Pour répondre à ces questions, on a privilégié l’enquête de terrain auprès des acteurs investis dans ces coopérations. Cette enquête s’est déroulée sur plusieurs années dans différentes communes de la région parisienne : Pierrefitte-sur-Seine dans le département de Seine-Saint-Denis, Fontenay sous-bois et Choisy-le-Roi dans le Val de Marne. On a observé les projets depuis leur conception jusqu’à la mise en œuvre, le déroulement des politiques de coopération. On a participé aux multiples activités associatives, réalisé des entretiens biographiques dans le cadre de l’enquête. Ces données ethnographiques ont été complétées par le dépouillement d’archives municipales et la consultation d’archives privées. A travers l’observation participante, on a mis en lumière des phénomènes plus généraux pour donner à voir la fabrication des projets de coopération transnationale. Au-delà des institutions officielles (municipalité, conseil général et régional), il s’agit de retrouver les acteurs saisis dans leur environnement quotidien et leur insertion locale, pour observer au plus près la construction ordinaire de ces projets.

L’enquête montre que les engagements sont rendus difficiles en raison de tensions sociales et politiques : les violences intercommunautaires, le regain d’antisémitisme, et la crainte de l’intégrisme religieux. En effet, les coopérations en faveur des populations palestiniennes pourraient alimenter ces tensions, ce qui suscite des suspicions et des inhibitions à agir. Par conséquent, les coopérations sont justifiées par des motifs humanitaires. Ainsi, les élus locaux et les acteurs associatifs valorisent des compétences techniques pour mener à bien les projets d’aide au développement dans les territoires palestiniens. Ils défendent leurs actions en se fondant sur le droit international humanitaire et sur les valeurs pacifistes. On constate ainsi que les enjeux se technicisent, dans le cadre des coopérations décentralisées, et les engagements se professionnalisent au sein des collectivités locales et des ONG. Par exemple, il existe des projets ciblés sur la gestion des déchets, ou sur l’assainissement des réseaux hydrauliques, ou encore sur l’agriculture urbaine.

Afin de mettre en évidence ces évolutions du militantisme, il est nécessaire de faire l’histoire des dévouements en faveur de cette cause humanitaire.

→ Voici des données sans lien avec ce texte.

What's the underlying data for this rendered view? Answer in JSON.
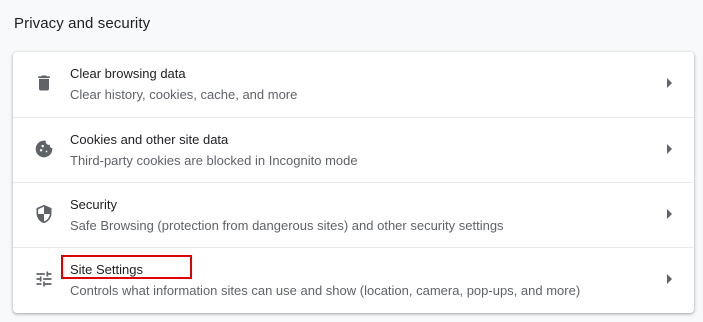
{
  "section": {
    "title": "Privacy and security"
  },
  "items": [
    {
      "label": "Clear browsing data",
      "sublabel": "Clear history, cookies, cache, and more",
      "icon": "trash-icon"
    },
    {
      "label": "Cookies and other site data",
      "sublabel": "Third-party cookies are blocked in Incognito mode",
      "icon": "cookie-icon"
    },
    {
      "label": "Security",
      "sublabel": "Safe Browsing (protection from dangerous sites) and other security settings",
      "icon": "shield-icon"
    },
    {
      "label": "Site Settings",
      "sublabel": "Controls what information sites can use and show (location, camera, pop-ups, and more)",
      "icon": "tune-sliders-icon"
    }
  ],
  "annotation": {
    "highlight_color": "#e00000",
    "highlighted_item": "Site Settings"
  },
  "colors": {
    "background": "#f8f9fa",
    "card": "#ffffff",
    "primary_text": "#202124",
    "secondary_text": "#5f6368",
    "divider": "#e8eaed"
  }
}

En effet, l’essor des coopérations décentralisées se situe dans les années 1990, mais les dévouements militants remontent à une période antérieure. On a reconstitué cette histoire en distinguant des séquences et des conjonctures spécifiques, depuis le début des années 1960 jusqu’à la fin des années 2000. Notre démarche emprunte à la « problématisation » comme mode de lecture de l’histoire, consistant à faire la généalogie d’un problème pour questionner la façon dont il se pose dans le temps présent. Cette socio-histoire met en évidence les transformations dans le répertoire d’actions des groupes mobilisés.